Of course, that delayed everything. On the way back, I handed off my customers' packages to the motorcycle courier who would be making the deliveries. Then your dad asked me to pick him up before we went to get you. The traffic between my house and his was awful, so I found myself sitting completely still near a subway station when I noticed a popcorn cart on the sidewalk.
The vendor was selling sweet popcorn. I looked at it for a few seconds and thought, well, when life gives you lemons, make lemonade. So I bought myself some sweet popcorn. The funny part was that the payment wasn't going through. It just sat there saying "processing." The vendor assured me it would clear eventually, so I thanked him and drove off.

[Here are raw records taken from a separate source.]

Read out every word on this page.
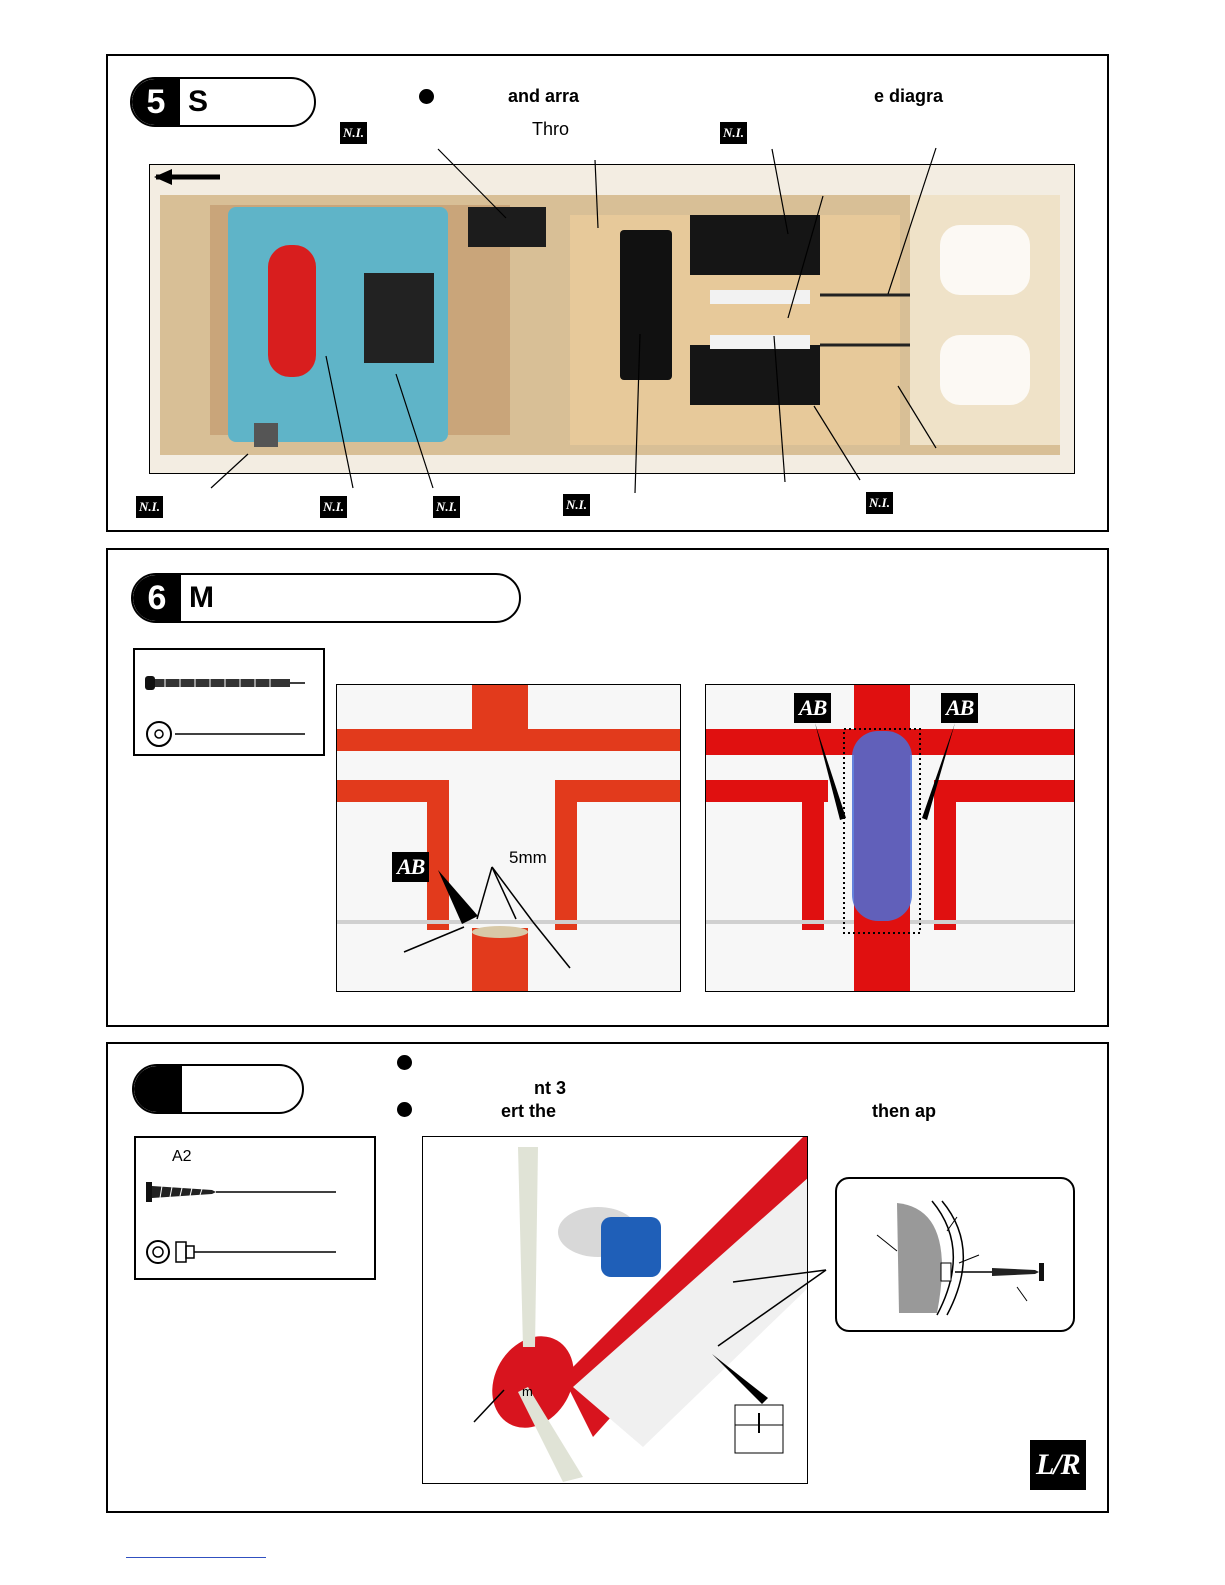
5 S	and arra	e diagra
Thro
N.I.	N.I.
N.I.	N.I.	N.I.	N.I.	N.I.
6 M
5mm
AB
AB	AB
nt 3
ert the	then ap
A2
m
L/R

After picking up your dad, we stopped for gas and then headed to get you. But when we arrived, Grandma Sonia told us she had given you milk. Because of that, she thought it would be a good idea to buy some motion sickness medicine before the drive so you wouldn't end up getting sick in the car. So naturally, we made yet another stop, this time at the pharmacy. Only after that were we finally able to hit the road.
Everyone had warned me that holiday traffic was going to be terrible. They were convinced we would spend hours stuck on the highway. But surprisingly, even though we left during rush hour, we barely encountered any traffic at all. The drive took about 2h45m, which is pretty much the normal travel time.
My theory is that the cold weather is sending people elsewhere. Maybe they're choosing destinations in the countryside or the mountains instead of the beach. It could also be because the holiday itself isn't until tomorrow. Thursday is the official holiday, and while many people take Friday off and turn it into a long weekend, plenty of others still have to work. Then again, the last time we came here during a holiday, we didn't hit traffic either. My friends were the ones who got stuck, but they traveled the following morning. Sometimes there simply isn't any logic to traffic.